13. November 2017

Gesundheit im Fokus

 

 

Blutspende- und Gesundheitstag in der Kreisverwaltung

11.10.17

KREIS MYK. Beim Gesundheitstag bot die Kreisverwaltung ihren Mitarbeitern wieder einen umfassenden Gesundheitscheck an. Zur Vorbeugung gegen einen erhöhten Krankenstand standen Impfungen sowie verschiedene Tests auf dem Programm. Zuvor hatte bereits ein Blutspendetag im Kreishaus stattgefunden.

Beide Aktionen sind Bestandteil des Betrieblichen Gesundheitsmanagements im Kreishaus, das für Landrat Dr. Alexander Saftig von großer Bedeutung ist: „Nur mit gesunden Mitarbeitern kann eine Verwaltung funktionieren. Wir können nicht alle Faktoren beeinflussen, aber wir wollen zur Prävention motivieren, beraten und vorsorgen. Personalabteilung, Gesundheitsamt und AOK machen das Hand in Hand – und die Mitarbeiter nehmen das Angebot gerne an.“

Puls, Blutdruck und Gewicht, Bodymassindex, Cholesterin- und Zuckerwerte, Hautkrebsscreening und die Werte des Lungenvolumens  geben Anhaltspunkte, um Risiken zu erkennen oder Schlimmeres zu verhindern. Besonders im Fokus des diesjährigen Gesundheitstages stand die seelische Gesundheit, da Stresssituationen in der heutigen, schnelllebigen und digitalen Welt immer häufiger vorkommen. Wie finde ich nach problematischem Kundenkontakt zu innerer Ruhe? Wie vermeide ich Stress und Hektik auch bei schwierigen Situationen?
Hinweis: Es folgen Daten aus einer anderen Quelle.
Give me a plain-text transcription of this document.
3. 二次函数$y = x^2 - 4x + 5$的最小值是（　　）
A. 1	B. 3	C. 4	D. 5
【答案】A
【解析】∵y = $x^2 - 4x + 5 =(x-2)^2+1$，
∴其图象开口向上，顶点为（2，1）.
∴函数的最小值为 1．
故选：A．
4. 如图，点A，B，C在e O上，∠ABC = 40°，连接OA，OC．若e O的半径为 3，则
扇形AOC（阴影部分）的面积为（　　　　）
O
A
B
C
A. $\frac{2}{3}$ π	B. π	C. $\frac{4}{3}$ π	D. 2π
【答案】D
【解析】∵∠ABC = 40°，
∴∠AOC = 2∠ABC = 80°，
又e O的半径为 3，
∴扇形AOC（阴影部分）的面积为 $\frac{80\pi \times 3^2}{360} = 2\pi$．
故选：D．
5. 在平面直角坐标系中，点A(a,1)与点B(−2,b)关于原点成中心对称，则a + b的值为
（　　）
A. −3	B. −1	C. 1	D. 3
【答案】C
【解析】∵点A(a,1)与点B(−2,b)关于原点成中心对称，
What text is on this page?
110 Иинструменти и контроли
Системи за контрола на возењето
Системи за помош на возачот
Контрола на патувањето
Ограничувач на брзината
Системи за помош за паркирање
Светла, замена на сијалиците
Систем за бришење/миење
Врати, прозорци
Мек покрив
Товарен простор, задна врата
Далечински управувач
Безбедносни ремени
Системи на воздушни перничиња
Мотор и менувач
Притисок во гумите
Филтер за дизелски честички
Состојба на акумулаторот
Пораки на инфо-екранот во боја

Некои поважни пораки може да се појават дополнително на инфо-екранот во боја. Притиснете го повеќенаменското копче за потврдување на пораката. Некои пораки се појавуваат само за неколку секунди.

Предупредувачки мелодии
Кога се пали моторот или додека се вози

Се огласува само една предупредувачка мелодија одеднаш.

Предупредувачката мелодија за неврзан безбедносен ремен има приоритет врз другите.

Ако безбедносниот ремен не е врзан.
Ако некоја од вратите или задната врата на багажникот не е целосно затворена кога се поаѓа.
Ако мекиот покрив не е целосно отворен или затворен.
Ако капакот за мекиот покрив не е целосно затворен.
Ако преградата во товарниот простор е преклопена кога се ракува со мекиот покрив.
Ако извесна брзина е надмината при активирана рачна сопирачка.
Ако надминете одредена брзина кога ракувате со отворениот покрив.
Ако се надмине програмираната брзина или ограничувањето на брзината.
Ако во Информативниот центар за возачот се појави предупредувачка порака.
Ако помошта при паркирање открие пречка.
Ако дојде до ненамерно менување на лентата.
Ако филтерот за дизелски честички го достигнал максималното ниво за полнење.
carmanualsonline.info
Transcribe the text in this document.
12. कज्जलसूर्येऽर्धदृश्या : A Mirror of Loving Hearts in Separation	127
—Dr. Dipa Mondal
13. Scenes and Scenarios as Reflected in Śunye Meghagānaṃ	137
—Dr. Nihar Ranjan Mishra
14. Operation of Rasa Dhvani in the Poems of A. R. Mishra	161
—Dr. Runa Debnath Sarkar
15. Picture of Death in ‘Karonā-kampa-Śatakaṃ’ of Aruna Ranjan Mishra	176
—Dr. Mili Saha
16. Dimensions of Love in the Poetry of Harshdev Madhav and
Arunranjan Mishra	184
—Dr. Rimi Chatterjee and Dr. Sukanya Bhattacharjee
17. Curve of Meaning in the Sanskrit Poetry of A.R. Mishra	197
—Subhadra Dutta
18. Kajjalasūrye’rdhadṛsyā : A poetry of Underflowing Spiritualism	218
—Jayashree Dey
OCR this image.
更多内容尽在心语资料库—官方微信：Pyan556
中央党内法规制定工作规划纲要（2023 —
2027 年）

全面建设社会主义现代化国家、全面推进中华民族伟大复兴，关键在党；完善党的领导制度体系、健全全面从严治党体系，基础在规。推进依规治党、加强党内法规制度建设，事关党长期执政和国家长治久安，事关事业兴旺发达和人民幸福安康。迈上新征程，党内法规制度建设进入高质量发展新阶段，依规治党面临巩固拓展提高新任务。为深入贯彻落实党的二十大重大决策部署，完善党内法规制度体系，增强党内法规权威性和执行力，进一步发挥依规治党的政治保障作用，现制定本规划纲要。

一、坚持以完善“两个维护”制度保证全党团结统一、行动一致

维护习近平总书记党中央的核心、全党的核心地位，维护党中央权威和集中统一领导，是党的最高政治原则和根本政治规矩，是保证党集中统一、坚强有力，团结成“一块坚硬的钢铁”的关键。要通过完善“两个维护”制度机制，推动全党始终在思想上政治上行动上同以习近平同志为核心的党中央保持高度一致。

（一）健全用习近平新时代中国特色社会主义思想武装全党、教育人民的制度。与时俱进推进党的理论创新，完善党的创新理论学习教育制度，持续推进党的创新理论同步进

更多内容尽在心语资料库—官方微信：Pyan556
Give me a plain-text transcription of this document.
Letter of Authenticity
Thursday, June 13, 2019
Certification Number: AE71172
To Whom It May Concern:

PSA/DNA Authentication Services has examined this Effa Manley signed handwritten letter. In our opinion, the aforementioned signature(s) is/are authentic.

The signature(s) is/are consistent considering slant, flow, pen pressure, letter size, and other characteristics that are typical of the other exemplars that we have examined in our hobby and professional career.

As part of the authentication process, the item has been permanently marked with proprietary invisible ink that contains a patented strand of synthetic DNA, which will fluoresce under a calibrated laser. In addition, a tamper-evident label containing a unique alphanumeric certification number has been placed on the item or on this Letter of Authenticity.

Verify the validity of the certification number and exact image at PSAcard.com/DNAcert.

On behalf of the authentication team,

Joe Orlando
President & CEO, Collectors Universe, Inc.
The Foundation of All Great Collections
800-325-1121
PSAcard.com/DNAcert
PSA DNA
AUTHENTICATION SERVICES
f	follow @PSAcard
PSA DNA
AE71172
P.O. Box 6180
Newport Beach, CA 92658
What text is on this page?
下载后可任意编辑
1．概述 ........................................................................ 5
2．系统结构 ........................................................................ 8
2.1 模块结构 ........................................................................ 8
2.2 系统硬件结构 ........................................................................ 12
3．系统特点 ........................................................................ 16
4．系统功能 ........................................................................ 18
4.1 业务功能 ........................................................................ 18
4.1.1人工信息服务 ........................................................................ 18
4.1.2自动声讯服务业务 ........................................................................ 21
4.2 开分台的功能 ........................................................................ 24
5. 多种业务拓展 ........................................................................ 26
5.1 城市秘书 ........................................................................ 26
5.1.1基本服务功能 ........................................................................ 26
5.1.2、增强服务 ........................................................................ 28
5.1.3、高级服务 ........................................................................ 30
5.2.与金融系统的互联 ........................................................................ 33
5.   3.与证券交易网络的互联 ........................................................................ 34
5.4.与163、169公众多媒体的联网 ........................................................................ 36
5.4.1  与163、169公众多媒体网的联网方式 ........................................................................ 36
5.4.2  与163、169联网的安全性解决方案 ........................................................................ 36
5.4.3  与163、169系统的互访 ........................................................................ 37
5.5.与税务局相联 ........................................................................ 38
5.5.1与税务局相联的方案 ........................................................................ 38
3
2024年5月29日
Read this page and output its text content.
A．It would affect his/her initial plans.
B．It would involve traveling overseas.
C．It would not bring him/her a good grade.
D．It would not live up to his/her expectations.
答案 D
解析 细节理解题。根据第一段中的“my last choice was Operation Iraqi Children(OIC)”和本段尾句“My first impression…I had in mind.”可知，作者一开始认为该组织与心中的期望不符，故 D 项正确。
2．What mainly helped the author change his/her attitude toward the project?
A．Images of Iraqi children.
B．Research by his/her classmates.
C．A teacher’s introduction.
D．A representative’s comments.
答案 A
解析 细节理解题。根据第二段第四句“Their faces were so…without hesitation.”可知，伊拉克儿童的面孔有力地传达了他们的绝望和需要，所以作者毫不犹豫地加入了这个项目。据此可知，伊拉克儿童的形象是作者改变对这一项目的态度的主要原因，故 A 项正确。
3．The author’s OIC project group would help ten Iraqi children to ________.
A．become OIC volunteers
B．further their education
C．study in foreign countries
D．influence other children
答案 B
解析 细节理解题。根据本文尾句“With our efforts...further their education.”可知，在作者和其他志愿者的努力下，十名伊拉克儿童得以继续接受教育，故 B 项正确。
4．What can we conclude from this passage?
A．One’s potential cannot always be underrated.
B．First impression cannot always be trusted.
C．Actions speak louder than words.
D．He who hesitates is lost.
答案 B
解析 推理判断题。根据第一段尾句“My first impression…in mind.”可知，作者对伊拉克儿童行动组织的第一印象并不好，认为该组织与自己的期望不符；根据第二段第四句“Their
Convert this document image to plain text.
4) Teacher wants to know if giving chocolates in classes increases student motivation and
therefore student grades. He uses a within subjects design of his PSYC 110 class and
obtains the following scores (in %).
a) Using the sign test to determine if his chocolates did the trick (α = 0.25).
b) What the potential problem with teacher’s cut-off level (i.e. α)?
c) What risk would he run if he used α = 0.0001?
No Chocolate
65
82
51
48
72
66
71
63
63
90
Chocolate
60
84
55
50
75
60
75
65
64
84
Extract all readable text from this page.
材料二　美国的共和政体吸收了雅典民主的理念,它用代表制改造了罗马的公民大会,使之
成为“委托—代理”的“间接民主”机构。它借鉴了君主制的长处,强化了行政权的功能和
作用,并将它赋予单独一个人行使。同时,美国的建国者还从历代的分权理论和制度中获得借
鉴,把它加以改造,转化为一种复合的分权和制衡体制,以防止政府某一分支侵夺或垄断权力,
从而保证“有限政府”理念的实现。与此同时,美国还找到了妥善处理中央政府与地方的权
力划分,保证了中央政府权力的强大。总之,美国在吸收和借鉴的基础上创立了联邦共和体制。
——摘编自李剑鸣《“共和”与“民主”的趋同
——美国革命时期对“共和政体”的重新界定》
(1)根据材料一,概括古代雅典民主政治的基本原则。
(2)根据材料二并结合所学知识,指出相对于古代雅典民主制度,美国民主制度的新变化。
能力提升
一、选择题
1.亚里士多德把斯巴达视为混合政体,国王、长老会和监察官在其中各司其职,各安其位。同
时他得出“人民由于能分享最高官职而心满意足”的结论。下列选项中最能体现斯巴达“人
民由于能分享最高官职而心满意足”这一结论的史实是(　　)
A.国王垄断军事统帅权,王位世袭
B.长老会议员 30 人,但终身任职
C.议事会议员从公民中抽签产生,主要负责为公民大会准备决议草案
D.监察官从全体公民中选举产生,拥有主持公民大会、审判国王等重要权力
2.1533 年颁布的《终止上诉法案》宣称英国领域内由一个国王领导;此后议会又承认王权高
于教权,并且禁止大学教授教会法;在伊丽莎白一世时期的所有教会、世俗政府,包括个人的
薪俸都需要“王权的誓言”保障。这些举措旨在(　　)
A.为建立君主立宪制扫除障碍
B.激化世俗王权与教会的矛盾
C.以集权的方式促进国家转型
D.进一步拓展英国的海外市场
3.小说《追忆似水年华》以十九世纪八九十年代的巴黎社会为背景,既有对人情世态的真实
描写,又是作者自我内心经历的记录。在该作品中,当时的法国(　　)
Wie gehe ich mit der ständigen Erreichbarkeit und den damit verbundenen, verschwindenden Grenzen zwischen Arbeit und Freizeit um? Antworten auf diese Fragen lieferten Vorträge und Praxisworkshops aus dem Programm „Lebe Balance“ der AOK, mit der der Gesundheitstag in Kooperation durchgeführt wurde.

Nicht nur die eigene Gesundheit stand bei den Mitarbeitern der Kreisverwaltung im Fokus. Eine Woche zuvor wurde der erste Blutspendetag im Kreishaus durchgeführt. Bei der gemeinsamen Aktion der Kreisverwaltung Mayen-Koblenz und des DRK spendeten rund 50 Mitarbeiter Blut. 20 von ihnen waren Erstspender. Zusätzlich bestand die Möglichkeit zur Typisierung durch die Stefan Morsch-Stiftung, die die älteste Stammzellspenderdatei Deutschlands ist. Zehn Prozent der Spender nahmen diese Möglichkeit wahr.

 

Bild:

Ohne menschliches Blut läuft nichts. Viele Mitarbeiter nutzten die Aktion, um mit ihrer Spende Leben zu retten.